Apartheid in Lebanon

Isn't it time for celebrities to boycott Lebanon?
The Palestinian Association for Human Rights (Shahed) announced in its annual report Tuesday that the situation of Palestinian refugees in Lebanon is getting worse by the year, as their rights diminish in number and value daily.

According to the report, “the [poor] housing conditions in camps have not been addressed, and there is no local or international initiative on the horizon to improve them.” It described the camps as “a breeding ground for disease, home collapses, and a well of social problems.”

There are approximately 400,000 Palestinian refugees in Lebanon, most of whom live in and around the country’s 12 camps. The camps are largely overcrowded and poorly provided for in terms of water and electricity.

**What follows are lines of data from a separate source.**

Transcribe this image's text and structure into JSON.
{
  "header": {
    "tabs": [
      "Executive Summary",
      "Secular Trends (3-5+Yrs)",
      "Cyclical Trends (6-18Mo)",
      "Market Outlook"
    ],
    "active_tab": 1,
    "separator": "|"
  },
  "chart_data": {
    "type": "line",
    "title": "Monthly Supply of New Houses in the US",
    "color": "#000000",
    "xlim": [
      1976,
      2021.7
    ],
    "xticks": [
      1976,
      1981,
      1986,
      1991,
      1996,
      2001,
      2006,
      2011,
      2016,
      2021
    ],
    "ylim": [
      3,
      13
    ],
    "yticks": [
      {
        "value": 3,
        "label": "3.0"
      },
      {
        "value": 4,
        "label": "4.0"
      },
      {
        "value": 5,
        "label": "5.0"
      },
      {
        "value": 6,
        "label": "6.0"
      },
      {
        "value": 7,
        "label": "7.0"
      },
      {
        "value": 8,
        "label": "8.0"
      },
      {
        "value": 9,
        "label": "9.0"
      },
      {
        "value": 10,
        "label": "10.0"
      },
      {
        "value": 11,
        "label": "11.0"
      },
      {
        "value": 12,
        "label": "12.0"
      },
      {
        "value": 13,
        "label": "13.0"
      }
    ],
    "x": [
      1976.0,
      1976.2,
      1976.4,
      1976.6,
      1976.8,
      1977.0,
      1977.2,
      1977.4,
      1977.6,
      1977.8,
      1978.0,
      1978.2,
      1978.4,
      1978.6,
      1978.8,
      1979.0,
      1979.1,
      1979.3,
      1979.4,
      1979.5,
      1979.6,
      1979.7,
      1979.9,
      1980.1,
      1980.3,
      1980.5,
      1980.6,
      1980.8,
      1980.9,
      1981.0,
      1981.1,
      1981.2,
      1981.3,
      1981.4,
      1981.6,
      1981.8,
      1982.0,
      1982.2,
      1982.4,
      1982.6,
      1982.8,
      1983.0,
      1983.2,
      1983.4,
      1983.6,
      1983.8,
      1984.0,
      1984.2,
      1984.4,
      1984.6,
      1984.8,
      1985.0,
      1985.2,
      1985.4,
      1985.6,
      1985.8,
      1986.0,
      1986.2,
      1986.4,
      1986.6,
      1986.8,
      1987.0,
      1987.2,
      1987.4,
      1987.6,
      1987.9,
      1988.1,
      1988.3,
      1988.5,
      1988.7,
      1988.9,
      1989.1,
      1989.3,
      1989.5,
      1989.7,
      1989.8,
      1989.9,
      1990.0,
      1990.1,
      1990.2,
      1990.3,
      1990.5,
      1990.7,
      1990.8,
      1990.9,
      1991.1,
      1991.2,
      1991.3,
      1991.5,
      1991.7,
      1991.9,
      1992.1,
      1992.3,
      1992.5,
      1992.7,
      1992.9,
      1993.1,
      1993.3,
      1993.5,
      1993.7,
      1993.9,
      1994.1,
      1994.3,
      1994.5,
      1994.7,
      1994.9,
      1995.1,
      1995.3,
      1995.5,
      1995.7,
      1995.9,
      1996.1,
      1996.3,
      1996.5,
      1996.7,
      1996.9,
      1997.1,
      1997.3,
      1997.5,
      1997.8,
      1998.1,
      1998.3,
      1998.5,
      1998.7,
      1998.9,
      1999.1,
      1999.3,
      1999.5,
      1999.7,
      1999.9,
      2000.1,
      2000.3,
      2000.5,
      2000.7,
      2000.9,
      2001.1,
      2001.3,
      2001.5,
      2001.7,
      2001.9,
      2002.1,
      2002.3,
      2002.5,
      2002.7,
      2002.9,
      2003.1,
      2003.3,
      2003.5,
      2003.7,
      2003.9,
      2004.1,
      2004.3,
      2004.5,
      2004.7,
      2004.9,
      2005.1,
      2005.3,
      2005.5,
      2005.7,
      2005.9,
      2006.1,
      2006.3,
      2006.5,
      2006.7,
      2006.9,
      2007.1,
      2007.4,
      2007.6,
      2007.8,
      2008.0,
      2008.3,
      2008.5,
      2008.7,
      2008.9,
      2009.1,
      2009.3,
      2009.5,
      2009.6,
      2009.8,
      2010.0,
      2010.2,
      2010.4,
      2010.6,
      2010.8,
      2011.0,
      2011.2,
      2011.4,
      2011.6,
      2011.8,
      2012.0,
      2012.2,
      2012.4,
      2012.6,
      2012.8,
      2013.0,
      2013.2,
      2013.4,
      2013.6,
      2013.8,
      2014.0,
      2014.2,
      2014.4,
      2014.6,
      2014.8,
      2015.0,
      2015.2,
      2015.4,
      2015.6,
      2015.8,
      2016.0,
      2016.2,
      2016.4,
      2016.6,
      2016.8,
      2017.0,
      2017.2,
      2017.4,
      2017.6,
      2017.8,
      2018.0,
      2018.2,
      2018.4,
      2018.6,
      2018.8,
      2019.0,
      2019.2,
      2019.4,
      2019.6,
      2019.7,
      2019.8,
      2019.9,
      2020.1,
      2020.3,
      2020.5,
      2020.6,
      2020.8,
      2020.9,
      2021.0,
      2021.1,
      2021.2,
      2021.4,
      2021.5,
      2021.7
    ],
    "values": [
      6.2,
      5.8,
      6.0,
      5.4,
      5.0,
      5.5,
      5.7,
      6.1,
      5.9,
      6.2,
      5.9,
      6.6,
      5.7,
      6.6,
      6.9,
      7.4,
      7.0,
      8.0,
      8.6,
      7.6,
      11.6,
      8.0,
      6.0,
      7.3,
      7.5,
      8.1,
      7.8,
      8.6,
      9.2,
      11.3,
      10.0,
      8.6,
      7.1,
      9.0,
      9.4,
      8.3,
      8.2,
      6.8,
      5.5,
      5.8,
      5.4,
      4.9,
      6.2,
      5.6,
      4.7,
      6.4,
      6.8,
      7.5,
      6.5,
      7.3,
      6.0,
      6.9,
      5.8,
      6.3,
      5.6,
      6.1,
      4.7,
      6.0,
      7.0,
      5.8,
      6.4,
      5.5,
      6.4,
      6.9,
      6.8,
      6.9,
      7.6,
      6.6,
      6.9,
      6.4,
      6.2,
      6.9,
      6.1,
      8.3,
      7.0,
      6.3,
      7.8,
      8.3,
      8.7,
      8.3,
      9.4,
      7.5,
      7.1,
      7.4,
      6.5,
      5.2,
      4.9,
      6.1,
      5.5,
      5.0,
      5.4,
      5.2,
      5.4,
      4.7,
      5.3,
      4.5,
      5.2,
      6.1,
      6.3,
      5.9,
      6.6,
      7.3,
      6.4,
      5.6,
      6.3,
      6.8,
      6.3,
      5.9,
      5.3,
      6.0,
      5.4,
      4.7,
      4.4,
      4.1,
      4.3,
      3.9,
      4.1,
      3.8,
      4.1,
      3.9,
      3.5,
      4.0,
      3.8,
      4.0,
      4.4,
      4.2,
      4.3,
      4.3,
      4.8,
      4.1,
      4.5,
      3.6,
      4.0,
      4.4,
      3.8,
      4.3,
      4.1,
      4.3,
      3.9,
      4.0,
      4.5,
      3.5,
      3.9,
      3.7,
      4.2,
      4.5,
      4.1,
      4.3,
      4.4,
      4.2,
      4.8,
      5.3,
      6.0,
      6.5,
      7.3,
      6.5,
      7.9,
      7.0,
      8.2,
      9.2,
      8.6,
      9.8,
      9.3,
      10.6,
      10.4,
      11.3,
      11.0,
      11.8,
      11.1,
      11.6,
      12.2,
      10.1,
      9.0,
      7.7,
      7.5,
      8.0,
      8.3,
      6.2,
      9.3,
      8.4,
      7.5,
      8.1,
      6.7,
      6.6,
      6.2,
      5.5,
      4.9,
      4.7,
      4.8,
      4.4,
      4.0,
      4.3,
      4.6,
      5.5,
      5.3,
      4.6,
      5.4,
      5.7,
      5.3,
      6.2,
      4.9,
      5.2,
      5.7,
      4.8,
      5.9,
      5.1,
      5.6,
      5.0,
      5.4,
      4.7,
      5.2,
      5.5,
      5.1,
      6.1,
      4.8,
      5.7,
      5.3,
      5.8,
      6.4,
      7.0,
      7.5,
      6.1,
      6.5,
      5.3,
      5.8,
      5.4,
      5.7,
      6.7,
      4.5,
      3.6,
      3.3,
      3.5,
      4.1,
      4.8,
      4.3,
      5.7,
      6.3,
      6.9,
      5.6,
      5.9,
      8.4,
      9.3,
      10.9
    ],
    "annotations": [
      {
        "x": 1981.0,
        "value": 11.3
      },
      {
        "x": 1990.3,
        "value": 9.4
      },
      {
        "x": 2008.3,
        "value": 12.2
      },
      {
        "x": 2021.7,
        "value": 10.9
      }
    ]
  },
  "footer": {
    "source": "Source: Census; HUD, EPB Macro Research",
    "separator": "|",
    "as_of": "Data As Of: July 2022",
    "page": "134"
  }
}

The report called the pace of reconstruction of Nahr al-Bared, the northern camp that was mostly destroyed during a 2007 conflict between the Lebanese Army and Islamist group Fatah al-Islam, very slow.

The health situation in the camps is also deteriorating, according to the report, despite slight improvements in UNRWA’s health services. Education provision is dramatically declining, the report added, as problems in the education system have accumulated for 20 years now with the exception of a slight improvement at the high school level.

The report also said that in 2011, it had recorded no initiatives by the Lebanese government aimed at improving the conditions of Palestinian refugees.
Here's a list of concerts planned this summer in a state that has laws specifically to discriminate against hundreds of thousands of its Palestinian residents. Yet no one calls to boycott these bands because they are playing in Lebanon.

So either the boycotters against bands playing in Israel are hypocrites who don't care about Palestinian Arab rights, or....no, that's really the only explanation.